The Center's current crop portfolio focuses on several groups of globally important vegetables, according to the WorldVeg:
- solanaceous crops: (tomato, sweet pepper, chili pepper, eggplant)
- bulb alliums (onion, shallot, garlic)
- cucurbits (Cucurbitaceae): (cucumbers, pumpkins)

Indigenous or traditional vegetables, particularly those of Asia and Africa are another focus of research at the World Vegetable Center. Indigenous vegetables are domesticated or semi-wild vegetable crops that are grown in particular regions as an integral part of a local food system. Many of them are underutilized crops, particularly in regions where they are not native.

The Center has collaborated with the Global Crop Diversity Trust and Kew Gardens to study the domestication of eggplant.

The Center is believed to have the largest collection of chili peppers in the world.
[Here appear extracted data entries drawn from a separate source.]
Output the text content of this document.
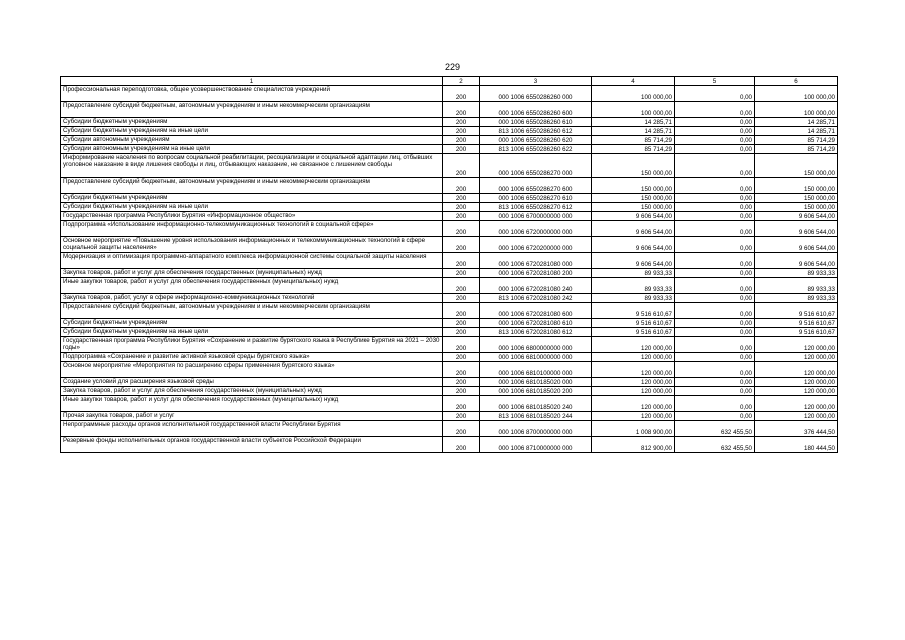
229
1	2	3	4	5	6
Профессиональная переподготовка, общее усовершенствование специалистов учреждений	200	000 1006 6550286260 000	100 000,00	0,00	100 000,00
Предоставление субсидий бюджетным, автономным учреждениям и иным некоммерческим организациям	200	000 1006 6550286260 600	100 000,00	0,00	100 000,00
Субсидии бюджетным учреждениям	200	000 1006 6550286260 610	14 285,71	0,00	14 285,71
Субсидии бюджетным учреждениям на иные цели	200	813 1006 6550286260 612	14 285,71	0,00	14 285,71
Субсидии автономным учреждениям	200	000 1006 6550286260 620	85 714,29	0,00	85 714,29
Субсидии автономным учреждениям на иные цели	200	813 1006 6550286260 622	85 714,29	0,00	85 714,29
Информирование населения по вопросам социальной реабилитации, ресоциализации и социальной адаптации лиц, отбывших уголовное наказание в виде лишения свободы и лиц, отбывающих наказание, не связанное с лишением свободы	200	000 1006 6550286270 000	150 000,00	0,00	150 000,00
Предоставление субсидий бюджетным, автономным учреждениям и иным некоммерческим организациям	200	000 1006 6550286270 600	150 000,00	0,00	150 000,00
Субсидии бюджетным учреждениям	200	000 1006 6550286270 610	150 000,00	0,00	150 000,00
Субсидии бюджетным учреждениям на иные цели	200	813 1006 6550286270 612	150 000,00	0,00	150 000,00
Государственная программа Республики Бурятия «Информационное общество»	200	000 1006 6700000000 000	9 606 544,00	0,00	9 606 544,00
Подпрограмма «Использование информационно-телекоммуникационных технологий в социальной сфере»	200	000 1006 6720000000 000	9 606 544,00	0,00	9 606 544,00
Основное мероприятие «Повышение уровня использования информационных и телекоммуникационных технологий в сфере социальной защиты населения»	200	000 1006 6720200000 000	9 606 544,00	0,00	9 606 544,00
Модернизация и оптимизация программно-аппаратного комплекса информационной системы социальной защиты населения	200	000 1006 6720281080 000	9 606 544,00	0,00	9 606 544,00
Закупка товаров, работ и услуг для обеспечения государственных (муниципальных) нужд	200	000 1006 6720281080 200	89 933,33	0,00	89 933,33
Иные закупки товаров, работ и услуг для обеспечения государственных (муниципальных) нужд	200	000 1006 6720281080 240	89 933,33	0,00	89 933,33
Закупка товаров, работ, услуг в сфере информационно-коммуникационных технологий	200	813 1006 6720281080 242	89 933,33	0,00	89 933,33
Предоставление субсидий бюджетным, автономным учреждениям и иным некоммерческим организациям	200	000 1006 6720281080 600	9 516 610,67	0,00	9 516 610,67
Субсидии бюджетным учреждениям	200	000 1006 6720281080 610	9 516 610,67	0,00	9 516 610,67
Субсидии бюджетным учреждениям на иные цели	200	813 1006 6720281080 612	9 516 610,67	0,00	9 516 610,67
Государственная программа Республики Бурятия «Сохранение и развитие бурятского языка в Республике Бурятия на 2021 – 2030 годы»	200	000 1006 6800000000 000	120 000,00	0,00	120 000,00
Подпрограмма «Сохранение и развитие активной языковой среды бурятского языка»	200	000 1006 6810000000 000	120 000,00	0,00	120 000,00
Основное мероприятие «Мероприятия по расширению сферы применения бурятского языка»	200	000 1006 6810100000 000	120 000,00	0,00	120 000,00
Создание условий для расширения языковой среды	200	000 1006 6810185020 000	120 000,00	0,00	120 000,00
Закупка товаров, работ и услуг для обеспечения государственных (муниципальных) нужд	200	000 1006 6810185020 200	120 000,00	0,00	120 000,00
Иные закупки товаров, работ и услуг для обеспечения государственных (муниципальных) нужд	200	000 1006 6810185020 240	120 000,00	0,00	120 000,00
Прочая закупка товаров, работ и услуг	200	813 1006 6810185020 244	120 000,00	0,00	120 000,00
Непрограммные расходы органов исполнительной государственной власти Республики Бурятия	200	000 1006 8700000000 000	1 008 900,00	632 455,50	376 444,50
Резервные фонды исполнительных органов государственной власти субъектов Российской Федерации	200	000 1006 8710000000 000	812 900,00	632 455,50	180 444,50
They have been engaged in research to find and breed climate change resistant chili pepper cultivars.

===Climate change===
According to the Public Broadcasting Service (PBS), "At the World Vegetable Center, experts are looking to the wild relatives of domesticated crops to save the human diet from climate change."

==Germplasm collection==
A collection of vegetable germplasm is kept at the World Vegetable Center, which is considered to have the largest and most diverse collection in the world. The collection itself contains more than 60,000 accessions of 442 different species collected from 156 countries.

AVGRIS, the WorldVeg Vegetable Genetic Resources Information System, provides access to all the Center's data associated with germplasm conservation and management, from registration, characterization, evaluation, and seed inventory to seed distribution.

A backup selection of the Center's germplasm collection is held at the Svalbard Global Seed Vault in Norway with the goal of a backup for the entire collection being in place by 2025.